Durante la noche de ayer y la madrugada de hoy la Policía Nacional Civil (PNC) efectuó la operación Tecana, en el municipio de Santa Ana, que ha dejado 99 detenciones, la incautación de nueve inmuebles, 41 negocios, 12 armas de fuego, 75 automóviles, cinco motocicletas y $34,000 en efectivo.

Un total de 85 allanamientos concretados por la PNC posibilitaron los resultados; la cantidad de dinero, según explicaron las autoridades, aumentará en las próximas horas, pues aún se encuentran los efectivos policiales realizando los registros en los negocios y viviendas.

«Consideramos crucial e importante no solo las detenciones, sino la incautación de bienes que facilitan las operaciones de esta estructura criminal», asguró el director de la PNC, Howard Cotto, en conferencia de prensa a las 6:00 a.m., en el estacionamiento del estadio Óscar Quiteño de Santa Ana.

«Estamos frente a organizaciones criminales que a lo largo de los años han venido estableciendo redes a través de las cuales lavan el dinero obtenido de la extorsión, venta de droga, entre otros delitos», explicó el ministro de justicia y seguridad, Mauricio Ramírez Landaverde.

Estas estructuras operaban a través de dinero ilícito obtenido por los miembros operativos de la pandilla, el cual era entregado a los negocios para generar más ganancias; con ello los cabecillas obtenían el total invertido en los negocios, más las ganancias.
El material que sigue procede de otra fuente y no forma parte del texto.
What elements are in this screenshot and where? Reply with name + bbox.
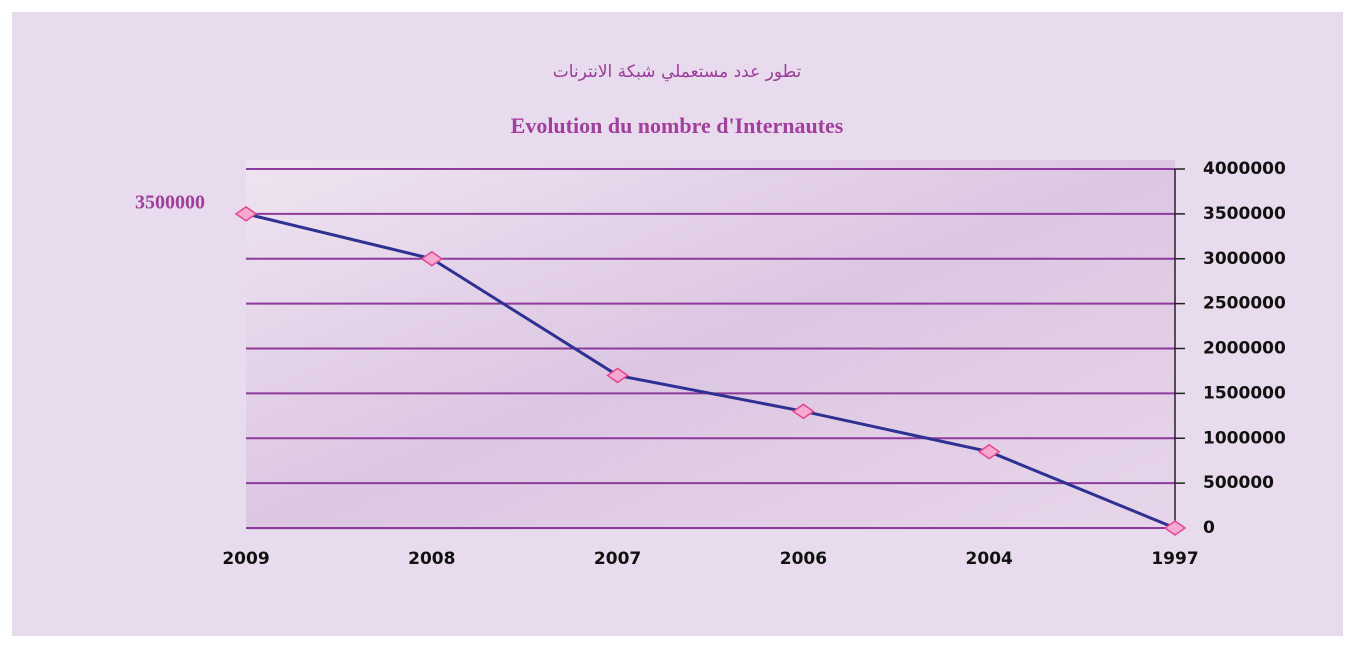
- x-tick-label: 2004: [966, 549, 1013, 569]
- x-tick-label: 2009: [222, 549, 269, 569]
- line: [245, 212, 1176, 530]
- x-tick-label: 2008: [408, 549, 455, 569]
- y-tick-label: 3000000: [1203, 249, 1286, 269]
- x-tick-label: 2006: [780, 549, 827, 569]
- x-tick-label: 2007: [594, 549, 641, 569]
- y-tick-label: 4000000: [1203, 159, 1286, 179]
- marker: [1163, 520, 1187, 536]
- marker: [792, 403, 815, 420]
- y-tick-label: 2000000: [1203, 339, 1286, 359]
- marker: [234, 205, 258, 222]
- marker: [977, 443, 1001, 460]
- chart-title: تطور عدد مستعملي شبكة الانترنات: [553, 62, 802, 82]
- x-tick-label: 1997: [1151, 549, 1198, 569]
- y-tick-label: 1500000: [1203, 383, 1286, 403]
- marker: [606, 367, 629, 384]
- y-tick-label: 0: [1203, 518, 1215, 538]
- y-tick-label: 2500000: [1203, 294, 1286, 314]
- plot: 0 500000 1000000 1500000 2000000 2500000 30000…: [222, 159, 1286, 569]
- y-tick-label: 1000000: [1203, 428, 1286, 448]
- marker: [420, 250, 444, 267]
- y-tick-label: 500000: [1203, 473, 1274, 493]
- chart-subtitle: Evolution du nombre d'Internautes: [511, 113, 844, 138]
- data-label: 3500000: [135, 192, 205, 214]
- plot-background: [246, 160, 1175, 530]
- y-tick-label: 3500000: [1203, 204, 1286, 224]
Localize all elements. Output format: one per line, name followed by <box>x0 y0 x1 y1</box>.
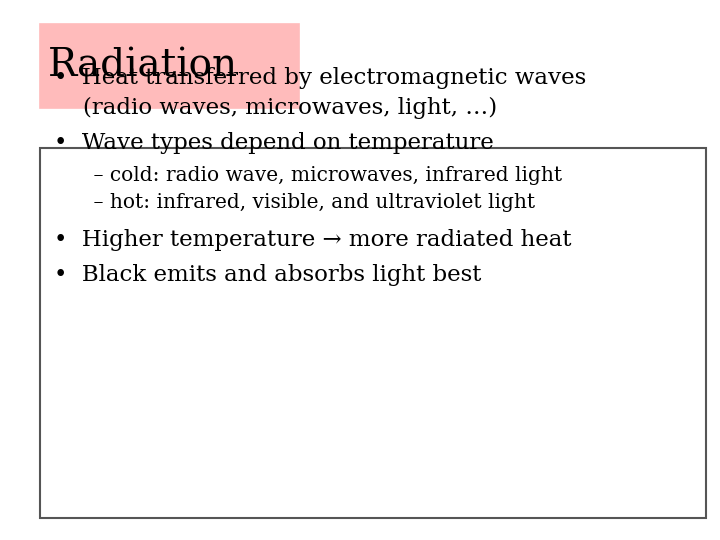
Text: Radiation: Radiation <box>48 48 238 85</box>
Text: (radio waves, microwaves, light, …): (radio waves, microwaves, light, …) <box>54 97 497 119</box>
FancyBboxPatch shape <box>40 148 706 518</box>
Text: – hot: infrared, visible, and ultraviolet light: – hot: infrared, visible, and ultraviole… <box>68 193 536 212</box>
Text: •  Black emits and absorbs light best: • Black emits and absorbs light best <box>54 265 482 286</box>
Text: – cold: radio wave, microwaves, infrared light: – cold: radio wave, microwaves, infrared… <box>68 166 562 185</box>
Text: •  Higher temperature → more radiated heat: • Higher temperature → more radiated hea… <box>54 230 572 251</box>
Text: •  Heat transferred by electromagnetic waves: • Heat transferred by electromagnetic wa… <box>54 68 586 89</box>
FancyBboxPatch shape <box>40 24 299 108</box>
Text: •  Wave types depend on temperature: • Wave types depend on temperature <box>54 132 494 154</box>
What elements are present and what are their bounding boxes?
«Hemos constatado la ostentación y el lujo con que muchos de ellos viven (cabecillas), mientras destinan a jóvenes de todo el país, de las zonas más empobrecidas de El Salvador, a sobrevivir, a enfrentar a las autoridades y cometer diferentes delitos para su enriquecimiento (de los cabecillas), y llevar un nivel de vida diametralmente opuesto al que los miembros operativos de estos grupos tienen todos los días», resaltó el ministro.

Las autoridades destacaron además que este operativo fue incluso mayor que la operación Jaque, constituyendo el golpe más grande que se ha logrado dar contra la MS. «Son grupos criminales ante los cuales la persecución penal, el control y la represión que el Estado ejerce sobre ellos es una acción legítima legal y necesaria», dijo Ramírez Landaverde.

La operación es el resultado de dos años de investigación en la que estuvieron involucradas tres unidades especializadas de la PNC y la Fiscalía General de la República (FGR), con lo que se logró girar las órdenes de captura para poner fin a las acciones delictivas de esta estructura criminal en el municipio de Santa Ana.